Another piece of advice: Read the back of your seed packet. It will tell you when to plant seeds, how deep the seeds should be planted and how long it will take for the seeds to germinate. Most seeds are planted after the last frost, but there are some that can tolerate a little cold like spinach and peas. Also, you may want to plant for a fall crop as well as the early summer crop for plants that don’t like the heat of summer. Plant a second fall crop of lettuce, spinach and broccoli.

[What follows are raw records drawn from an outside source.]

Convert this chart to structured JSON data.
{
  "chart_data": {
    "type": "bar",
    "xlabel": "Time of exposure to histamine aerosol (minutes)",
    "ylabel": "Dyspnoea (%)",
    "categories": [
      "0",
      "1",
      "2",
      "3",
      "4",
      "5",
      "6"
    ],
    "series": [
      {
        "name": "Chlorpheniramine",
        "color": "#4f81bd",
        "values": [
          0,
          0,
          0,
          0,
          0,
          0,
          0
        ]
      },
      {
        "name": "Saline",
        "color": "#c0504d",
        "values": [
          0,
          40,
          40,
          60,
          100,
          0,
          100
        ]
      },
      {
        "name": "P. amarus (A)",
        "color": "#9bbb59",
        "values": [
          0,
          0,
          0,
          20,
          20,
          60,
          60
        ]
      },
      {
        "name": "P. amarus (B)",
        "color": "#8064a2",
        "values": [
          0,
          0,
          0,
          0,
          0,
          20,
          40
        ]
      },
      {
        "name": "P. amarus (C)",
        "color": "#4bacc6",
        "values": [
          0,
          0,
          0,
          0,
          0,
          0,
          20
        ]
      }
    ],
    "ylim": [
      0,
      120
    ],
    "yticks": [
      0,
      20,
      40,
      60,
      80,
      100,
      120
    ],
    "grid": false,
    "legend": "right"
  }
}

Be gentle with your seedlings

Note: If you’re raising seedlings or bought plant seeds, they will need to be “hardened off.” This basically just means you want to get those little baby plants used to the outdoors when they’ve been grown in your home or in a greenhouse.

These plants need to tolerate the sun all day, which is much more powerful than a grow light. They also have to change over from a tender stem and leaves to a woodier stem that can withstand the wind and even a rainstorm. They have to tolerate temperature changes from the heat of the day to the cooler nights. Start by taking your seedlings outside about two weeks before you want them in the garden. Place them in a shady sheltered location and bring them in each night. Gradually increase the amount of exposure to the sun. Do not allow the seedlings to wilt from lack of water. Do not put them outside if the temperature drops. Nighttime temperatures should be 50 degrees or more before you transplant into the garden.

Step 6: Enjoy Your Garden

Keep track of your garden and plants with the From Seed to Spoon app. You'll record planting dates, track weather, pests, and garden successes to make gardening easier and more enjoyable every season.

Get your fridge ready. Now that everything is planted, you’ll have fresh lettuce in a couple of weeks, juicy tomatoes in a couple of months and a whole crop of beautiful flowers to clip and put in your kitchen window. Gardening has a thousand benefits that go beyond food and flowers. And while it may seem like a lot to get started, remember that you can start as small as you like and grow from there.